La CIA sta lavorando per armare le forze curde con l’obiettivo di fomentare una rivolta popolare in Iran, secondo quanto riferito alla CNN da diverse persone a conoscenza del piano.
Secondo le fonti, l’amministrazione Trump ha avviato discussioni attive con i gruppi di opposizione iraniani e i leader curdi in Iraq per fornire loro sostegno militare.
Le forze dell’opposizione curda iraniana dovrebbero partecipare nei prossimi giorni a un’operazione terrestre nell’Iran occidentale, ha dichiarato alla CNN l’alto funzionario curdo iraniano.
“Crediamo di avere una grande opportunità ora”, ha affermato la fonte, spiegando i tempi dell’operazione.
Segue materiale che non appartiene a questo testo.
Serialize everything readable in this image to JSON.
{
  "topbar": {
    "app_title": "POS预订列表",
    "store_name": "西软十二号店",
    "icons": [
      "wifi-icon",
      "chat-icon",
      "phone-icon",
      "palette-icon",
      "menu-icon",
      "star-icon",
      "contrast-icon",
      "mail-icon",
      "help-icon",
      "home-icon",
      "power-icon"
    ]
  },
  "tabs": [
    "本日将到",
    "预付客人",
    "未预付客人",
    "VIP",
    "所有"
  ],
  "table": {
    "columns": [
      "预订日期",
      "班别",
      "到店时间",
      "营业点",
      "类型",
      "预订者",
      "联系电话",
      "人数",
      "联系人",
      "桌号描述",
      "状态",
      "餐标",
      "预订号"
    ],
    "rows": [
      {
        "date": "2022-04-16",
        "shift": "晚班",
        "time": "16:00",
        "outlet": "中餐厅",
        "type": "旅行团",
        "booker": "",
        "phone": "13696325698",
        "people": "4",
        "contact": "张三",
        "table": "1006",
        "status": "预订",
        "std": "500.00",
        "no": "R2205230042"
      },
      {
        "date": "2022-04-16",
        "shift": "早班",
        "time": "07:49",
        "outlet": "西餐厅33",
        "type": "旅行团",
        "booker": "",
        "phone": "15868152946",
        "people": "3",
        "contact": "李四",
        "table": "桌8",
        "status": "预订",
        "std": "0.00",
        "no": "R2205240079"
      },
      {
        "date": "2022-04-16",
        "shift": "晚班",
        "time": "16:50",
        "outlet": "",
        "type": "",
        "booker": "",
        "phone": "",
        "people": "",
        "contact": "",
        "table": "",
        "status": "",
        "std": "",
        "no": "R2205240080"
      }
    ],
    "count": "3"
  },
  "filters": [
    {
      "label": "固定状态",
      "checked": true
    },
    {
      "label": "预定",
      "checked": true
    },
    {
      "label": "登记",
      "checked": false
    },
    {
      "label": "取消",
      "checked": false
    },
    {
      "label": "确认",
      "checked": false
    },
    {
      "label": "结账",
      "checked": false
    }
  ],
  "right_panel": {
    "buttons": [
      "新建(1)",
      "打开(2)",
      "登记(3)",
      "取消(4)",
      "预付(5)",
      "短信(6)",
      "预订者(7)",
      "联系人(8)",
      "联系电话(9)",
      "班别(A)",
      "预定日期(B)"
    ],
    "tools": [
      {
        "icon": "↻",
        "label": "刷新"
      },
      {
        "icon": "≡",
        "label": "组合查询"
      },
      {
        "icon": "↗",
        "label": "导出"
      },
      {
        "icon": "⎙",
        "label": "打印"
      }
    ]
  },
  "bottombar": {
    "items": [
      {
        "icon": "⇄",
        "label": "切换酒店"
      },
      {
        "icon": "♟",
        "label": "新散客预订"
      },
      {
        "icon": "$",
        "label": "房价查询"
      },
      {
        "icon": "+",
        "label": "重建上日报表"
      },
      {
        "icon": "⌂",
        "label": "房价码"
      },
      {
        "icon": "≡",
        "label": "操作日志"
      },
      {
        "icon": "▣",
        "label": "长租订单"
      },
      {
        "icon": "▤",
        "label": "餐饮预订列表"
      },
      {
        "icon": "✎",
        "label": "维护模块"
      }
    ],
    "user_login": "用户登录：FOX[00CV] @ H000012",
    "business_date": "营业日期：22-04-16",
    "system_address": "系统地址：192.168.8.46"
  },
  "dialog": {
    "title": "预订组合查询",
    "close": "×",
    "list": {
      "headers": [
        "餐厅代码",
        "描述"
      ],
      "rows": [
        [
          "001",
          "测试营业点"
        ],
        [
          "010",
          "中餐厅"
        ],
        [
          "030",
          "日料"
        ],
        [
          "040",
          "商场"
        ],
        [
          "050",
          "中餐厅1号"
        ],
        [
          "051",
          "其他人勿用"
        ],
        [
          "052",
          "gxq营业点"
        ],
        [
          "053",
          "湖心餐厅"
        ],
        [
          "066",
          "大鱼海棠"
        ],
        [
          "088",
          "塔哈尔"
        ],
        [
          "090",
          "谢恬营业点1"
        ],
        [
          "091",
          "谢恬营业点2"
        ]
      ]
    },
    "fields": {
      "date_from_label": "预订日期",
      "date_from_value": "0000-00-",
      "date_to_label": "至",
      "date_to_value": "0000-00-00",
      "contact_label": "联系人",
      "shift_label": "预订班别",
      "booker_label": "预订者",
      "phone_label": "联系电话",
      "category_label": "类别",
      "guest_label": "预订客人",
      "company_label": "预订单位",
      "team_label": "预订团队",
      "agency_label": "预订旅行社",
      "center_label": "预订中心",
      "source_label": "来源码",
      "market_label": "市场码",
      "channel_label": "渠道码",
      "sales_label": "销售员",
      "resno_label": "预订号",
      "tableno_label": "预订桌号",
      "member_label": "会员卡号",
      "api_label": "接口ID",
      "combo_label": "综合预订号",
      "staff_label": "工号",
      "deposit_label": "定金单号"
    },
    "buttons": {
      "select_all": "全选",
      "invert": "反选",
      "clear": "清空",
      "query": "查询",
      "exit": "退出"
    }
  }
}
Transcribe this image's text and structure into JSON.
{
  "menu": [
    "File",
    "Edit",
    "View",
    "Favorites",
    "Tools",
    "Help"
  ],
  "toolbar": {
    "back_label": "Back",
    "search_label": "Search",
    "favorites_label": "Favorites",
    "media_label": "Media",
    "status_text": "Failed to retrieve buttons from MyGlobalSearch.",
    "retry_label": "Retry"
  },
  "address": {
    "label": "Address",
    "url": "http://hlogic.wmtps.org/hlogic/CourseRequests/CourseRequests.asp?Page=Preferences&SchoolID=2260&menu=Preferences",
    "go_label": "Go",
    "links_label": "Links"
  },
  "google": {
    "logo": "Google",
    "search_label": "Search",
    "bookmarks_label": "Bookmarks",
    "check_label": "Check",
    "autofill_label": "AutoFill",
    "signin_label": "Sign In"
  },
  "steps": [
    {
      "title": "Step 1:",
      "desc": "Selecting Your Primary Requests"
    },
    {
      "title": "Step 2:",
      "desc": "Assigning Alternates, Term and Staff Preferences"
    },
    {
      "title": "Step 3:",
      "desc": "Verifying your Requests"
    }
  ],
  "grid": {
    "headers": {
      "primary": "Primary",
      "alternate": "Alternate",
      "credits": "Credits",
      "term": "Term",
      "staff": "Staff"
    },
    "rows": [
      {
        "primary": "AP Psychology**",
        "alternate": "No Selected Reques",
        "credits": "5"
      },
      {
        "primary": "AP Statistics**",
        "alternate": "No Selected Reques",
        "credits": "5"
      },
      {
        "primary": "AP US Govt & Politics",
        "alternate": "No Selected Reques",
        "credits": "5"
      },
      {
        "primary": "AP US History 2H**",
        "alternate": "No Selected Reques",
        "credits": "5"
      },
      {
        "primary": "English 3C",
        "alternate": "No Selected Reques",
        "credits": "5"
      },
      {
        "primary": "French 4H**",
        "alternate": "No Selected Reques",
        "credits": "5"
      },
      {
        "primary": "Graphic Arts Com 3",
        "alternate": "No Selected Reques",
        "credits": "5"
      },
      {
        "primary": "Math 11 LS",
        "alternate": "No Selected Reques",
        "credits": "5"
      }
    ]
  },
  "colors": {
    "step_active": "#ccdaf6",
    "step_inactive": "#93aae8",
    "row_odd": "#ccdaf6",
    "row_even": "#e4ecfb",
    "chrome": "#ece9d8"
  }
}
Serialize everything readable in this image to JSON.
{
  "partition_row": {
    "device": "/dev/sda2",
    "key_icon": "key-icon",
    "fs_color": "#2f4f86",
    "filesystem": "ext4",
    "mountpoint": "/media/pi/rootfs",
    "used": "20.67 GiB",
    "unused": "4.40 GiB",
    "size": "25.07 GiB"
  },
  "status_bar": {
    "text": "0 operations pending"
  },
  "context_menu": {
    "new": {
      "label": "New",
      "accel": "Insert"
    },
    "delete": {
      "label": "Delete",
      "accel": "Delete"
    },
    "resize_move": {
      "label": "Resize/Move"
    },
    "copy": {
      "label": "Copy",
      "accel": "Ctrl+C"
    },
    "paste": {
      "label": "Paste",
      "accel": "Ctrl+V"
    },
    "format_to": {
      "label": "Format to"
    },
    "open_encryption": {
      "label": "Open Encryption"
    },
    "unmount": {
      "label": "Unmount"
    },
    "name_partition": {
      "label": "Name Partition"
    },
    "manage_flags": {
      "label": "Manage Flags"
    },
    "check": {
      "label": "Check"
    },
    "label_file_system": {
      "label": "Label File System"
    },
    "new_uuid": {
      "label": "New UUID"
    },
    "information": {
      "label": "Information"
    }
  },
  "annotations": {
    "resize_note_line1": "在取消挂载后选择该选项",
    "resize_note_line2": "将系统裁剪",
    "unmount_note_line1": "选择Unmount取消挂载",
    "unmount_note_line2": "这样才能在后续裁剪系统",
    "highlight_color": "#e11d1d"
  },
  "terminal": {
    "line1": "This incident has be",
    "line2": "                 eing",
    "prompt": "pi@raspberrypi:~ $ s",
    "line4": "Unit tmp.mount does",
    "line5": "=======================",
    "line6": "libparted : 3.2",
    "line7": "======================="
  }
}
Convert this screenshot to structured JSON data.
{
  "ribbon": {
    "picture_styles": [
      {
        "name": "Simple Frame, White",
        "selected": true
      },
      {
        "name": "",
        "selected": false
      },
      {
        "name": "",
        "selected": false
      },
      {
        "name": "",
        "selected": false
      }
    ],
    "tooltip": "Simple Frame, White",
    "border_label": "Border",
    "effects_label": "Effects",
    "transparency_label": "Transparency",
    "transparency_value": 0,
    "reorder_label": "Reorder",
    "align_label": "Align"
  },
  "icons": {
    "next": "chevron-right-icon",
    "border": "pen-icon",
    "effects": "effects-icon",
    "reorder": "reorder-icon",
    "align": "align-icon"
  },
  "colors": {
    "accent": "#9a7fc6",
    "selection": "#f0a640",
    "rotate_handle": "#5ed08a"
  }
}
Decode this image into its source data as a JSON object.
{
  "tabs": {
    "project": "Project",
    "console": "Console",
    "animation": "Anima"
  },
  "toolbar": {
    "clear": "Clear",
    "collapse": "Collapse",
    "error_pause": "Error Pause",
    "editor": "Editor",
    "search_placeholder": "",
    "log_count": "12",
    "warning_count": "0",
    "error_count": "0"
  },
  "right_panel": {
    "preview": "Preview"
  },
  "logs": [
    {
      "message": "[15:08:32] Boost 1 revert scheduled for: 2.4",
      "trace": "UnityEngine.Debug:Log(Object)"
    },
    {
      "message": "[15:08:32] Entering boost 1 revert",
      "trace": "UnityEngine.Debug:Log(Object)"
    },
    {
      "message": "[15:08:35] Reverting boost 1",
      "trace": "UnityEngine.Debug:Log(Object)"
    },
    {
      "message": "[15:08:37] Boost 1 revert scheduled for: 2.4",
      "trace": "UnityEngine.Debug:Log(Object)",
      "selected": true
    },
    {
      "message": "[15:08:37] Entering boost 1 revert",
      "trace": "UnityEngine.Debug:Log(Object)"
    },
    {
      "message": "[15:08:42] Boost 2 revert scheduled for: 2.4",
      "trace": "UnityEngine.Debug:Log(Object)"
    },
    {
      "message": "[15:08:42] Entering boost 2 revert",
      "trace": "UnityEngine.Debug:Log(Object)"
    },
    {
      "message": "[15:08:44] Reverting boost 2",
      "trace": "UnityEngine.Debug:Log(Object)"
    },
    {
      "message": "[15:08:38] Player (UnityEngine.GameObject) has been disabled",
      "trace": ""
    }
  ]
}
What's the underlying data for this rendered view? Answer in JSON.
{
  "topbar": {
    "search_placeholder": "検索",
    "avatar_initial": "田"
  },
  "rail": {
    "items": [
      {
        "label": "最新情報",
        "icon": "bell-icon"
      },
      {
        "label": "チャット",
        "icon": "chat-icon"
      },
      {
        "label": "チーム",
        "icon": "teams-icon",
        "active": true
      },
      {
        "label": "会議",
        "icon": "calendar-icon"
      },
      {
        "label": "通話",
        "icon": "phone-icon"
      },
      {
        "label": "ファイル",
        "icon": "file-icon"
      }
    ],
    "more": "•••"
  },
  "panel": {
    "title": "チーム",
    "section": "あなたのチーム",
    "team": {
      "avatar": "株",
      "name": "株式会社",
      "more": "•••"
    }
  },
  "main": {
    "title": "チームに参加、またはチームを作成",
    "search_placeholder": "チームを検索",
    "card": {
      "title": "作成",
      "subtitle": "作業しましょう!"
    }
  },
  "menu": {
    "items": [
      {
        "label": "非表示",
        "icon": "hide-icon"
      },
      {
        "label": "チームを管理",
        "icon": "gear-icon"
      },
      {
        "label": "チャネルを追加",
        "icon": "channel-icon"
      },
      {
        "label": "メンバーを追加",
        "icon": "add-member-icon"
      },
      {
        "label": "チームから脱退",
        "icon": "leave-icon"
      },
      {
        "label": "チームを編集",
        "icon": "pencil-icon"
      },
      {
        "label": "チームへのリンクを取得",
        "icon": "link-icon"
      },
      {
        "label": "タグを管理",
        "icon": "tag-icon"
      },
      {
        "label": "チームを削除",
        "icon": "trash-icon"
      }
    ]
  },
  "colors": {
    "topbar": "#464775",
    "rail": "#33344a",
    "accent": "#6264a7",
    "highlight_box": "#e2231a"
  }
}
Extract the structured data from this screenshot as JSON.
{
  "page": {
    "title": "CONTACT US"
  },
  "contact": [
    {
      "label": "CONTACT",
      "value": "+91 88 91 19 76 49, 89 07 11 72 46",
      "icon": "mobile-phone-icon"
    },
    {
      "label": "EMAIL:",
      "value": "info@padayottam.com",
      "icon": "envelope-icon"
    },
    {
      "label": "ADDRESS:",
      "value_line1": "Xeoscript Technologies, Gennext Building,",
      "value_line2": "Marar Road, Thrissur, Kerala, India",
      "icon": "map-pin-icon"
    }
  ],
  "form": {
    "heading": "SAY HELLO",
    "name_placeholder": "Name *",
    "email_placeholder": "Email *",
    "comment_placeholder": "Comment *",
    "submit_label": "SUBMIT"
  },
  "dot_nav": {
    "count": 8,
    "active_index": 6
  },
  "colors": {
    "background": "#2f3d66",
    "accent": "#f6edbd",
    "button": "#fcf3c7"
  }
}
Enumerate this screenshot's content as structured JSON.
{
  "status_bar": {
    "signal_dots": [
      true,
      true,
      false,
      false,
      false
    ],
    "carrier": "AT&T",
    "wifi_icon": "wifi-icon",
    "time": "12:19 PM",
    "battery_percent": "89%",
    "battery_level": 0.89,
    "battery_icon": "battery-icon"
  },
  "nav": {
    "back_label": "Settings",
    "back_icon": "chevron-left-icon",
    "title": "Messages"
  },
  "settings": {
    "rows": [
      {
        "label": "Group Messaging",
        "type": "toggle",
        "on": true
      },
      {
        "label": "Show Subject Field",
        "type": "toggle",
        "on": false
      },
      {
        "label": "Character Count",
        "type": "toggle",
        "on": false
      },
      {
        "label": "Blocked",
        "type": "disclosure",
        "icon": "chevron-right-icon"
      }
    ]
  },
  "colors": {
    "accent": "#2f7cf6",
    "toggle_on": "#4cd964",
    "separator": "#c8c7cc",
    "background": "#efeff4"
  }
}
La fonte ha aggiunto che le milizie si aspettano il sostegno degli Stati Uniti e di Israele.
Si dice che i gruppi curdi nell’Iran occidentale siano stati segretamente armati e riforniti fin dall’anno scorso proprio in vista di questo momento:
ITV News ha appreso che dallo scorso anno sono state introdotte clandestinamente armi nell’Iran occidentale per armare migliaia di volontari curdi. Si prevede che questi ultimi daranno il via a un’operazione di terra entro pochi giorni.
Questo è probabilmente ciò a cui si riferiscono le possibilità di un “intervento militare sul campo”: non c’è alcuna possibilità di una guerra in Iraq o di un’invasione di massa simile alla Desert Storm, ma potrebbero esserci unità delle forze speciali americane integrate con queste guerriglie curde per “guidarle da dietro” nell’incitare il maggior caos possibile.
Si dice che la campagna di bombardamenti contro l’Iran occidentale sia stata condotta specificatamente per indebolire le difese in quella zona e aprire una sorta di varco per consentire l’ingresso di queste guerriglie. Il piano finale non è ovviamente quello di far marciare queste unità curde fino a Teheran come una sorta di grande esercito napoleonico, ma piuttosto quello di demoralizzare e destabilizzare il più possibile lo Stato al fine di provocare una rivolta popolare di massa contro “il regime”. L’intera guerra è tanto un’operazione psicologica quanto un’operazione militare.
È interessante notare che a ciò hanno fatto seguito notizie provenienti dall’Iraq secondo cui “truppe misteriose” sarebbero state inserite tramite elicotteri nella zona desertica di Najaf, nell’Iraq centro-meridionale:

Al-Fatlawi ha dichiarato in una dichiarazione vista da Independent Arabia che “una forza ritenuta americana ha effettuato una rapida operazione di sbarco nel deserto di Najaf – Karbala nel sud-ovest dell’Iraq, alle sei di martedì sera, secondo quanto ci è stato riferito, la forza è entrata dalla Siria, con un numero compreso tra quattro e sette elicotteri, accompagnati dallo schieramento di veicoli militari di tipo Hummer in un’area a circa 40 chilometri da Al-nukhayb”, ha detto.
Un parlamentare iracheno sostiene che l’esercito iracheno si sia recato sul luogo dell’atterraggio per indagare, ma sia stato “bombardato” da qualcuno, causando la morte di uno dei loro soldati. Beh, non sorprende che le forze speciali statunitensi stiano cercando di fomentare qualcosa.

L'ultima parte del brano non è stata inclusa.